Joseph Hultquist received a pardon for his 1972 and 1973 convictions of unlawful sale of controlled substances, both in Knox County, when he was 18 years old.
“For over 45 years, Hultquist has been a positive contributor to the Knoxville community,” said the governor’s office in a statement. “In addition to being self-employed in the construction industry, he was elected to and served on the Knoxville City Council for several years and has been a strong supporter of economic development initiatives in the Knoxville area.”
“In 1971, I was arrested in Knoxville’s first big drug operation, ‘Operation Aquarius,’ and that was during the counter culture days, the old, early hippy days,” said Hultquist.

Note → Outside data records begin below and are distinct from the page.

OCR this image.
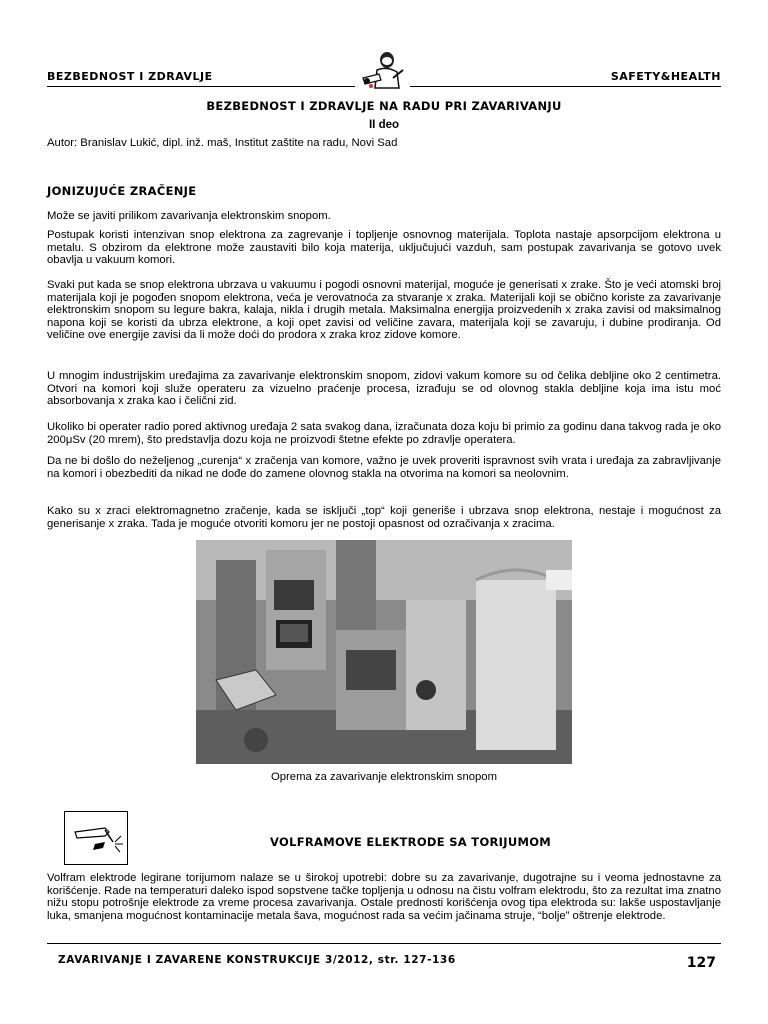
BEZBEDNOST I ZDRAVLJE	SAFETY&HEALTH
BEZBEDNOST I ZDRAVLJE NA RADU PRI ZAVARIVANJU
II deo
Autor: Branislav Lukić, dipl. inž. maš, Institut zaštite na radu, Novi Sad
JONIZUJUĆE ZRAČENJE

Može se javiti prilikom zavarivanja elektronskim snopom.

Postupak koristi intenzivan snop elektrona za zagrevanje i topljenje osnovnog materijala. Toplota nastaje apsorpcijom elektrona u metalu. S obzirom da elektrone može zaustaviti bilo koja materija, uključujući vazduh, sam postupak zavarivanja se gotovo uvek obavlja u vakuum komori.

Svaki put kada se snop elektrona ubrzava u vakuumu i pogodi osnovni materijal, moguće je generisati x zrake. Što je veći atomski broj materijala koji je pogođen snopom elektrona, veća je verovatnoća za stvaranje x zraka. Materijali koji se obično koriste za zavarivanje elektronskim snopom su legure bakra, kalaja, nikla i drugih metala. Maksimalna energija proizvedenih x zraka zavisi od maksimalnog napona koji se koristi da ubrza elektrone, a koji opet zavisi od veličine zavara, materijala koji se zavaruju, i dubine prodiranja. Od veličine ove energije zavisi da li može doći do prodora x zraka kroz zidove komore.

U mnogim industrijskim uređajima za zavarivanje elektronskim snopom, zidovi vakum komore su od čelika debljine oko 2 centimetra. Otvori na komori koji služe operateru za vizuelno praćenje procesa, izrađuju se od olovnog stakla debljine koja ima istu moć absorbovanja x zraka kao i čelični zid.

Ukoliko bi operater radio pored aktivnog uređaja 2 sata svakog dana, izračunata doza koju bi primio za godinu dana takvog rada je oko 200μSv (20 mrem), što predstavlja dozu koja ne proizvodi štetne efekte po zdravlje operatera.

Da ne bi došlo do neželjenog „curenja“ x zračenja van komore, važno je uvek proveriti ispravnost svih vrata i uređaja za zabravljivanje na komori i obezbediti da nikad ne dođe do zamene olovnog stakla na otvorima na komori sa neolovnim.

Kako su x zraci elektromagnetno zračenje, kada se isključi „top“ koji generiše i ubrzava snop elektrona, nestaje i mogućnost za generisanje x zraka. Tada je moguće otvoriti komoru jer ne postoji opasnost od ozračivanja x zracima.

Oprema za zavarivanje elektronskim snopom
VOLFRAMOVE ELEKTRODE SA TORIJUMOM

Volfram elektrode legirane torijumom nalaze se u širokoj upotrebi: dobre su za zavarivanje, dugotrajne su i veoma jednostavne za korišćenje. Rade na temperaturi daleko ispod sopstvene tačke topljenja u odnosu na čistu volfram elektrodu, što za rezultat ima znatno nižu stopu potrošnje elektrode za vreme procesa zavarivanja. Ostale prednosti korišćenja ovog tipa elektroda su: lakše uspostavljanje luka, smanjena mogućnost kontaminacije metala šava, mogućnost rada sa većim jačinama struje, “bolje” oštrenje elektrode.

ZAVARIVANJE I ZAVARENE KONSTRUKCIJE 3/2012, str. 127-136	127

He says he doesn’t know how his life would be different with the conviction.
“It definitely affected me in a positive as well as negative way. The effects are mixed. It’s a difficult experience and yet, you have to deal with it. I tried to deal with it as best I could,” said Hultquist.
Hultquist also ran for mayor of Knoxville in 2011.

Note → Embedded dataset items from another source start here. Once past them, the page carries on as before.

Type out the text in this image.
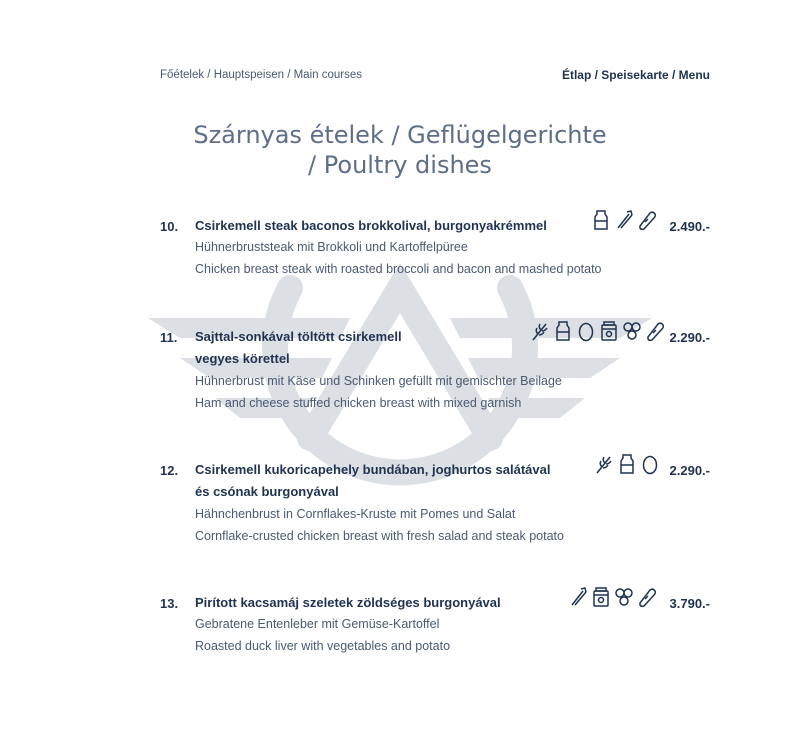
Főételek / Hauptspeisen / Main courses	Étlap / Speisekarte / Menu
Szárnyas ételek / Geflügelgerichte
/ Poultry dishes
10. Csirkemell steak baconos brokkolival, burgonyakrémmel
Hühnerbruststeak mit Brokkoli und Kartoffelpüree
Chicken breast steak with roasted broccoli and bacon and mashed potato
2.490.-
11. Sajttal-sonkával töltött csirkemell
vegyes körettel
Hühnerbrust mit Käse und Schinken gefüllt mit gemischter Beilage
Ham and cheese stuffed chicken breast with mixed garnish
2.290.-
12. Csirkemell kukoricapehely bundában, joghurtos salátával
és csónak burgonyával
Hähnchenbrust in Cornflakes-Kruste mit Pomes und Salat
Cornflake-crusted chicken breast with fresh salad and steak potato
2.290.-
13. Pirított kacsamáj szeletek zöldséges burgonyával
Gebratene Entenleber mit Gemüse-Kartoffel
Roasted duck liver with vegetables and potato
3.790.-
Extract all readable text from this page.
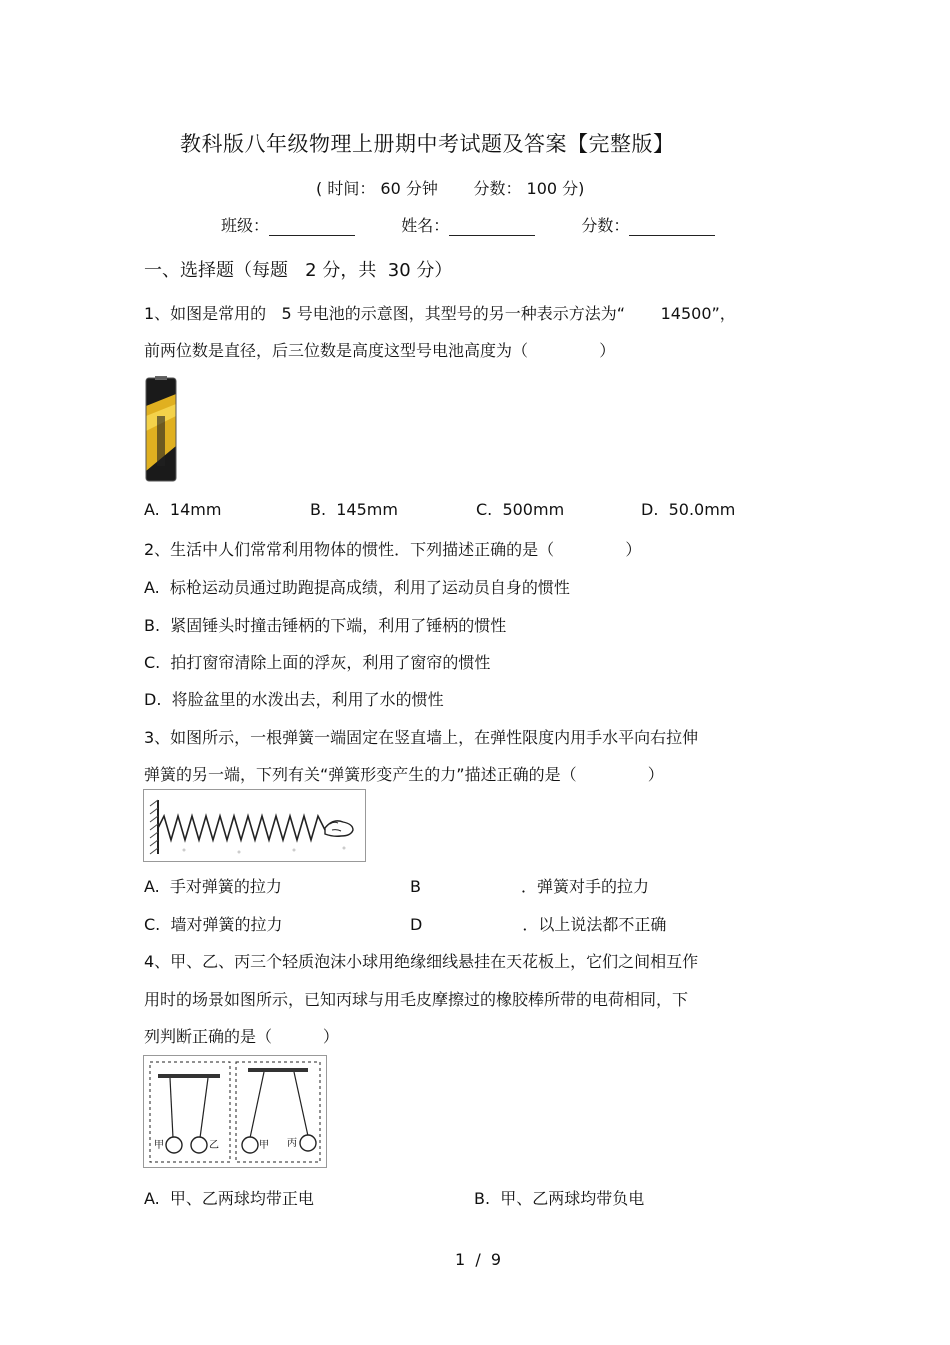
教科版八年级物理上册期中考试题及答案【完整版】
( 时间： 60 分钟       分数： 100 分)
班级：	姓名：	分数：
一、选择题（每题   2 分，共  30 分）
1、如图是常用的   5 号电池的示意图，其型号的另一种表示方法为“       14500”，
前两位数是直径，后三位数是高度这型号电池高度为（              ）
A. 14mm	B. 145mm	C. 500mm	D. 50.0mm
2、生活中人们常常利用物体的惯性．下列描述正确的是（              ）
A.  标枪运动员通过助跑提高成绩，利用了运动员自身的惯性
B.  紧固锤头时撞击锤柄的下端，利用了锤柄的惯性
C.  拍打窗帘清除上面的浮灰，利用了窗帘的惯性
D.  将脸盆里的水泼出去，利用了水的惯性
3、如图所示，一根弹簧一端固定在竖直墙上，在弹性限度内用手水平向右拉伸
弹簧的另一端，下列有关“弹簧形变产生的力”描述正确的是（              ）
A. 手对弹簧的拉力	B	．弹簧对手的拉力
C. 墙对弹簧的拉力	D	．以上说法都不正确
4、甲、乙、丙三个轻质泡沫小球用绝缘细线悬挂在天花板上，它们之间相互作
用时的场景如图所示，已知丙球与用毛皮摩擦过的橡胶棒所带的电荷相同，下
列判断正确的是（          ）
甲	乙	甲 丙
A.  甲、乙两球均带正电	B.  甲、乙两球均带负电
1  /  9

He says he called “so many” after he received the news via a phone call from the governor’s office Tuesday because he was so grateful. He submitted a clemency application 4 years ago, not knowing when or if it would be successful.

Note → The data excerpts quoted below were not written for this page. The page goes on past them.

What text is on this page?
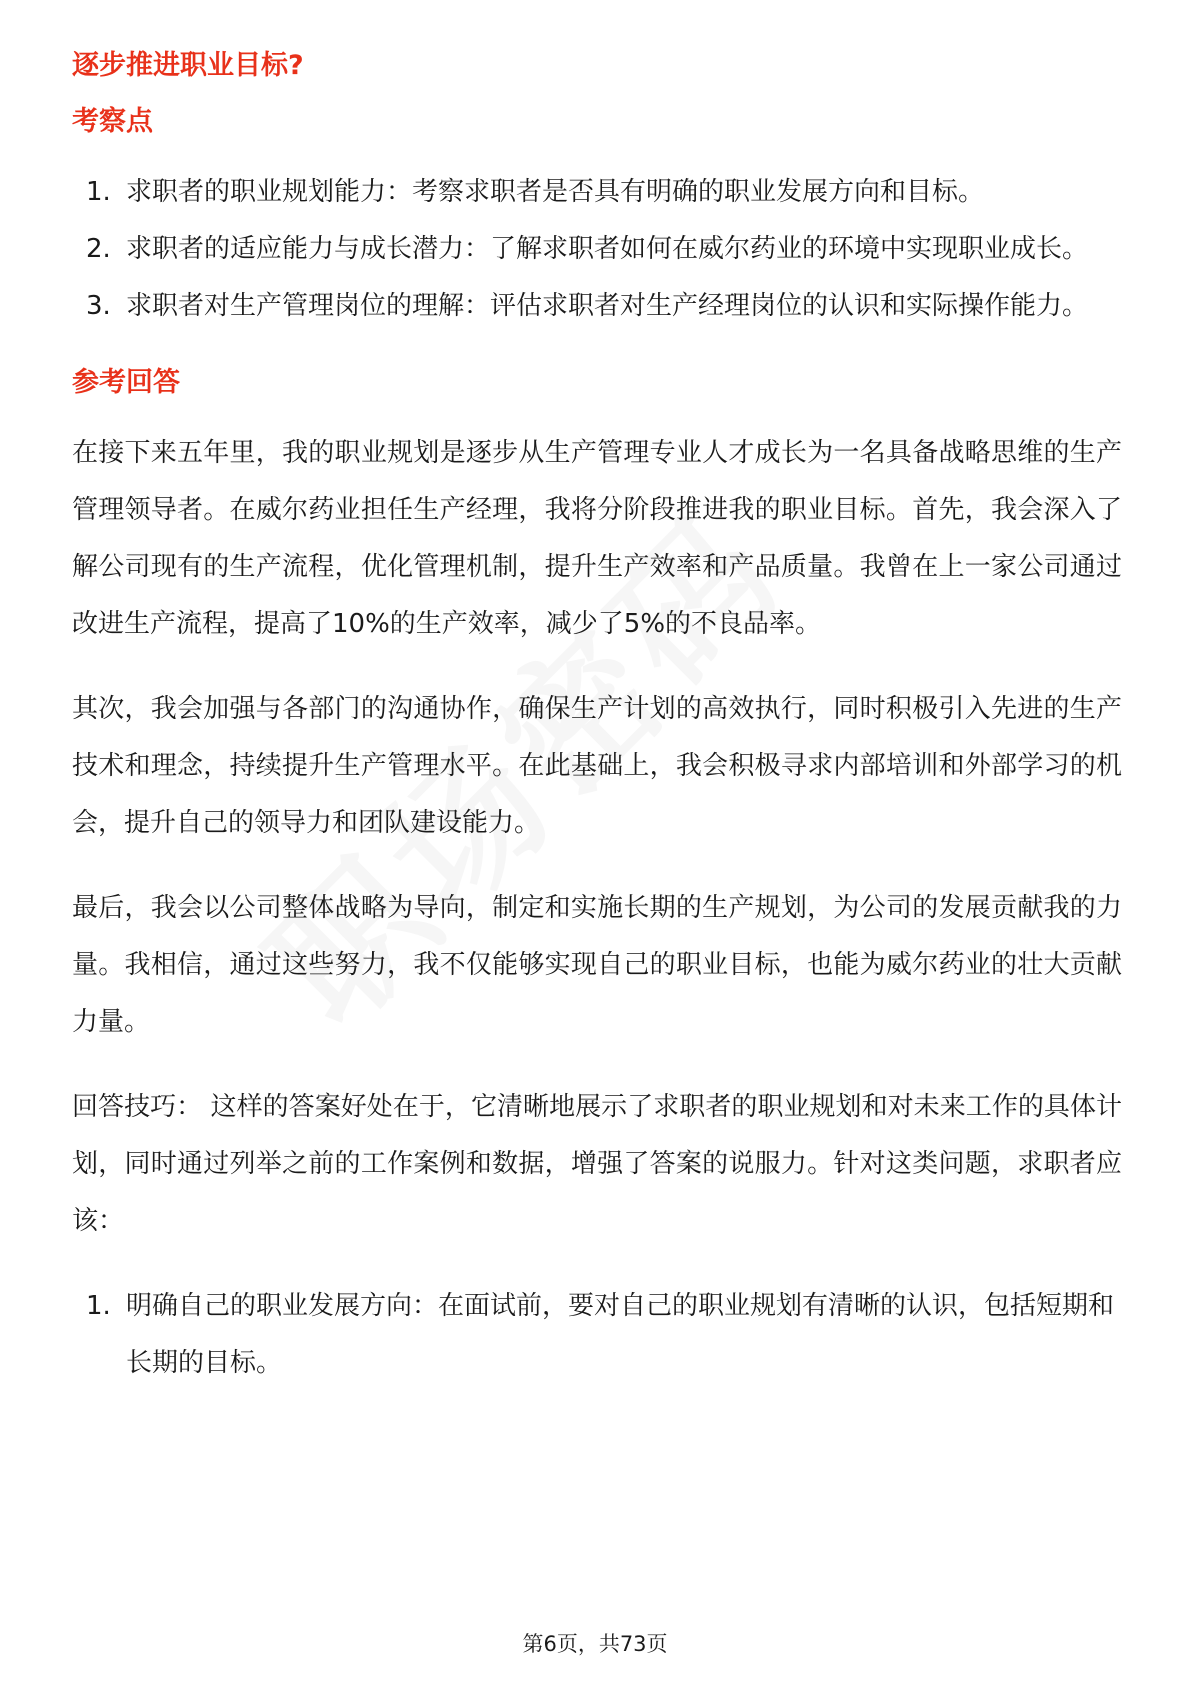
逐步推进职业目标?
考察点
1. 求职者的职业规划能力：考察求职者是否具有明确的职业发展方向和目标。
2. 求职者的适应能力与成长潜力：了解求职者如何在威尔药业的环境中实现职业成长。
3. 求职者对生产管理岗位的理解：评估求职者对生产经理岗位的认识和实际操作能力。
参考回答

在接下来五年里，我的职业规划是逐步从生产管理专业人才成长为一名具备战略思维的生产管理领导者。在威尔药业担任生产经理，我将分阶段推进我的职业目标。首先，我会深入了解公司现有的生产流程，优化管理机制，提升生产效率和产品质量。我曾在上一家公司通过改进生产流程，提高了10%的生产效率，减少了5%的不良品率。

其次，我会加强与各部门的沟通协作，确保生产计划的高效执行，同时积极引入先进的生产技术和理念，持续提升生产管理水平。在此基础上，我会积极寻求内部培训和外部学习的机会，提升自己的领导力和团队建设能力。

最后，我会以公司整体战略为导向，制定和实施长期的生产规划，为公司的发展贡献我的力量。我相信，通过这些努力，我不仅能够实现自己的职业目标，也能为威尔药业的壮大贡献力量。

回答技巧： 这样的答案好处在于，它清晰地展示了求职者的职业规划和对未来工作的具体计划，同时通过列举之前的工作案例和数据，增强了答案的说服力。针对这类问题，求职者应该：

1. 明确自己的职业发展方向：在面试前，要对自己的职业规划有清晰的认识，包括短期和长期的目标。
第6页，共73页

“I would’ve made it from here, this is so good. I really can’t express what this feels. I just really wish my Mom was here to see,” said Hultquist.
Hultquist’s citizenship rights were judicially restored in 2001. The Board of Parole unanimously recommended granting him a pardon.
In addition, James Mulholland received a pardon for his 1971 convictions in Knox County of simple robbery, taking an automobile without consent, kidnapping, and armed robbery, which resulted from his participation in an attempt to rob two Knoxville hotels in 1971, when he was 19 years old.
“For nearly 50 years, Mulholland has had a clean record and, in 1995, started his own garage door installation, maintenance, and repair business,” wore the governor’s office. “Mulholland has been active in his community and church, and he was honorably discharged from the United States Navy, after being awarded the National Defense Service Medal.”
The Board of Parole unanimously recommended granting Mulholland a pardon.
Executive clemency is an act of mercy or leniency by the governor after a criminal conviction, and more specifically, a pardon is a statement of forgiveness that may assist with restoration of rights or expungement of a criminal record by a judge or overcoming the collateral consequences of a conviction with respect to obtaining housing and employment.